La dynastie Jin (alias Jürchen Jin qui signifie "doré") régna sur certaines parties de la Chine, de la Mongolie et du nord de la Corée de 1115 à 1234. Les Jürchen étaient originaires de Mandchourie, mais en conquérant l'empire voisin des Liao des Khitan et certaines parties de la Chine des Song, ils en vinrent à régner sur la grande plaine d'Asie de 1127 jusqu'à leur chute aux mains des Mongols. Il ne faut pas la confondre avec la dynastie chinoise des Jin, qui régna sur la Chine de 266 à 316 de notre ère.
Origines et prospérité
Les Jürchen étaient des tribus vivant dans le nord-est de la Chine, le clan le plus important étant celui des Wanyan. Les Jürchen descendaient à la fois des peuples nomades toungouses et des vestiges du défunt royaume de Balhae (Parhae) de Mandchourie et de Corée du Nord. Ils parlaient la langue toungouse. Vivant dans de petites villes et villages fortifiés autour des rivières Liao et Sungari, ils étaient chasseurs et agriculteurs. Les groupes situés près de l'État chinois voisin adoptèrent des technologies et des pratiques culturelles plus sophistiquées, tandis que dans les régions plus centrales et septentrionales, les Jürchen restèrent plus proches de leurs racines traditionnelles. Experts en élevage, les Jürchen se spécialisèrent dans l'élevage de chevaux, qui devint une source de richesse importante. Au milieu du XIe siècle, ils exportaient chaque année quelque 10 000 chevaux vers l'État khitan des Liao.

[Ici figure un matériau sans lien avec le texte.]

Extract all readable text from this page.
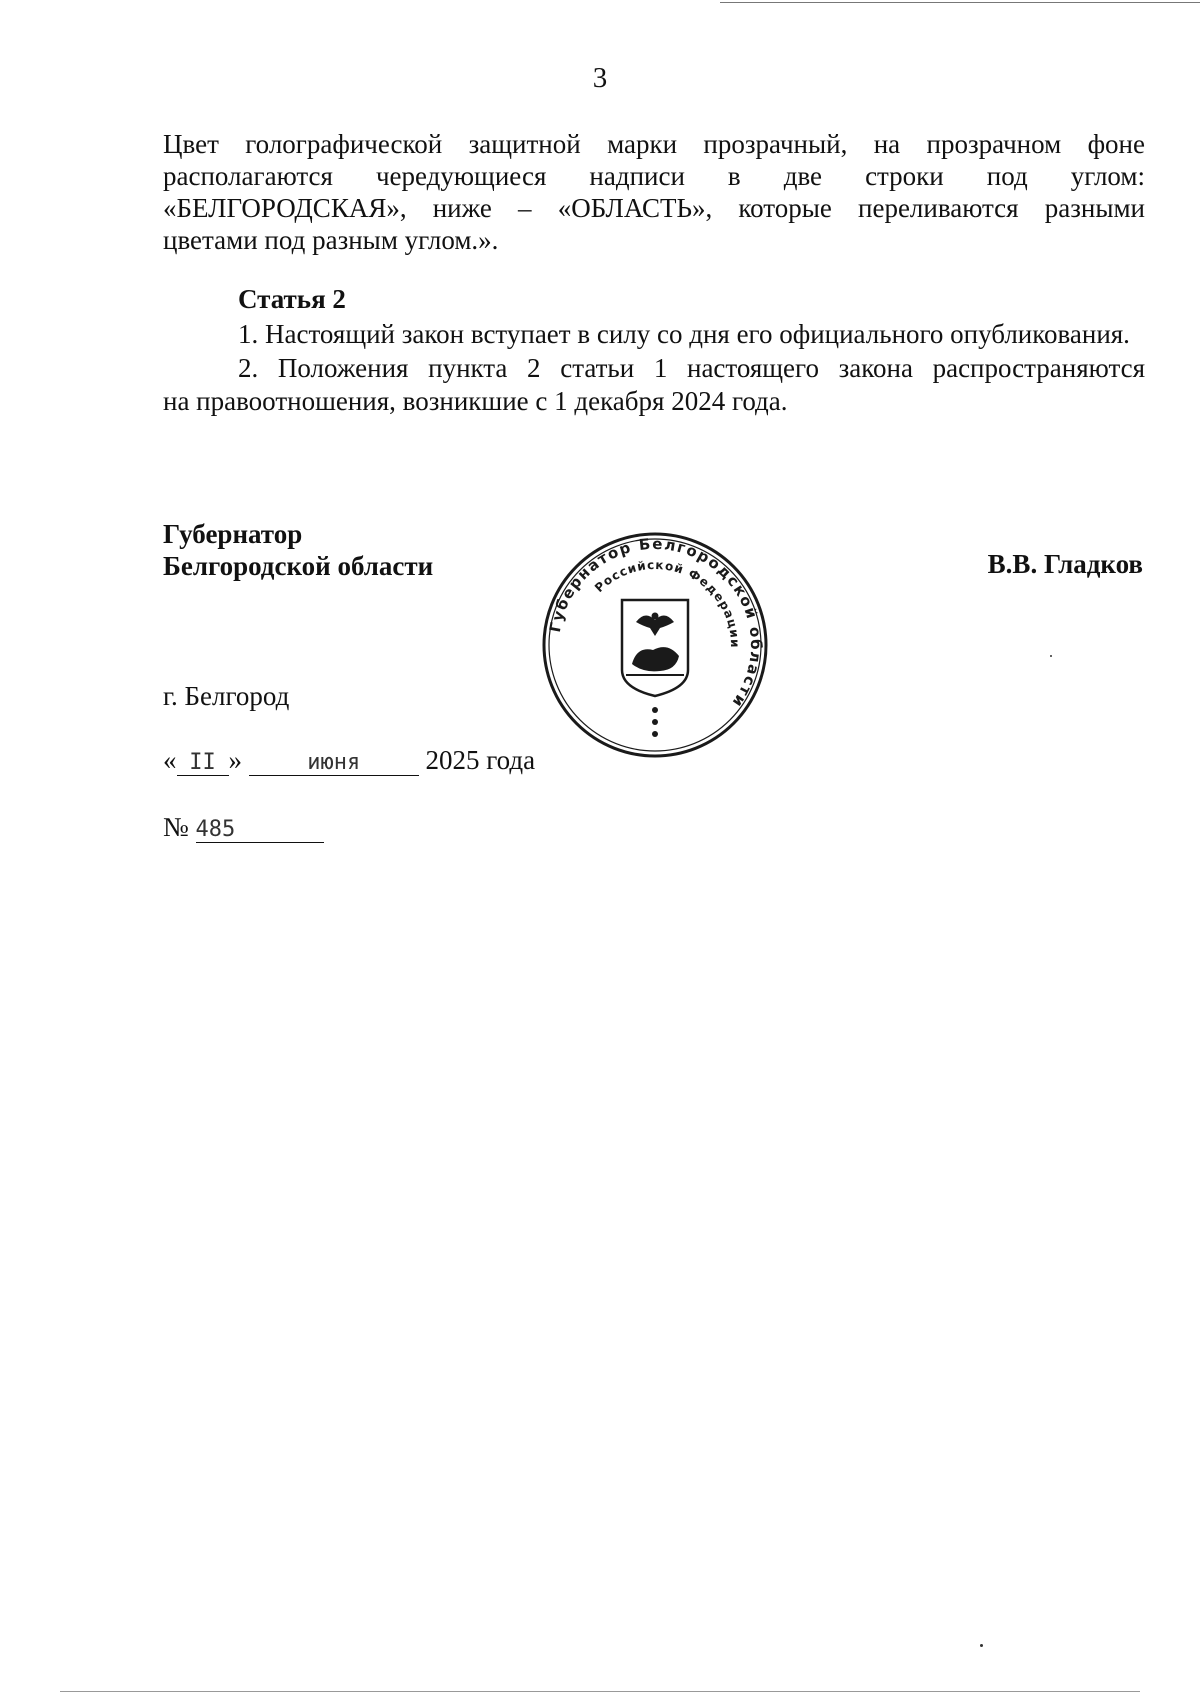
3

Цвет голографической защитной марки прозрачный, на прозрачном фоне

располагаются чередующиеся надписи в две строки под углом:

«БЕЛГОРОДСКАЯ», ниже – «ОБЛАСТЬ», которые переливаются разными

цветами под разным углом.».

Статья 2

1. Настоящий закон вступает в силу со дня его официального опубликования.

2. Положения пункта 2 статьи 1 настоящего закона распространяются

на правоотношения, возникшие с 1 декабря 2024 года.

Губернатор
Белгородской области	В.В. Гладков
Губернатор Белгородской области
Российской Федерации
г. Белгород
« II »	июня 2025 года
№ 485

Les Jürchen n'étaient cependant pas entièrement libres et devaient payer un tribut annuel à leurs voisins occidentaux plus puissants, l'État Liao, qui prenait généralement la forme de fourrures, de faucons et de perles au cours du 11e siècle. Les relations avec la dynastie chinoise des Song étaient plutôt meilleures, les Chinois offrant chaque année des "cadeaux" de thé, d'argent et de soie afin d'éviter les attaques frontalières des Jürchen. Les relations complexes entre les trois États se soldaient souvent par des guerres, mais les trois parties entretenaient également des relations commerciales. Les Jürchen pouvaient importer des produits de première nécessité comme le riz, les céréales et le thé, tout en exportant des chevaux, des perles et du ginseng.
Conquête des Khitan
Au début du XIIe siècle, les Jürchen commencèrent à contester la domination régionale de l'empire Liao et du royaume de Goryeo (Koryo) en Corée. L'équilibre précaire des traités et des tributs en Asie orientale était sur le point de s'effondrer. Une révolte survenue en 1103 finit par conduire à une guerre contre Goryeo, à l'époque où les Jürchen étaient dirigés par le chef wanyan Yingge. Après avoir remporté la première manche, les Jürchen durent faire face à une riposte. En 1107, les Coréens envoyèrent une armée spécialisée (pyolmuban) de cavalerie et d'infanterie dirigée par le général Yun Kwan dans le but de se débarrasser de cette nuisance étrangère. Les premières victoires et l'établissement de fortifications par Goryeo n'empêchèrent pas une défaite retentissante en 1109. Les talents de cavalier et d'archer ainsi que la grande mobilité de l'armée Jürchen se révélèrent bien supérieurs et constituaient un avertissement inquiétant de ce que la cavalerie des steppes pourrait accomplir dans la région au cours des siècles à venir.
Les Jürchen purent ainsi former leur propre État, le Jin, dont le souverain, Wanyan Aguda, se déclara même empereur en 1115. La dynastie chinoise des Song (960-1279) profita des ambitions territoriales des Jin et les deux États unirent leurs forces pour vaincre l'État Liao, qui dominait depuis lors la région de la Chine du Nord et de la Mongolie. Aguda, qui se faisait désormais appeler empereur Taizu, attaqua Jehol (Rehe), la capitale suprême des Liao, en 1120-1121, et la dynastie Liao, déjà affaiblie par un schisme interne entre l'élite sinisée et les clans plus traditionnels, s'effondra finalement quatre ans plus tard.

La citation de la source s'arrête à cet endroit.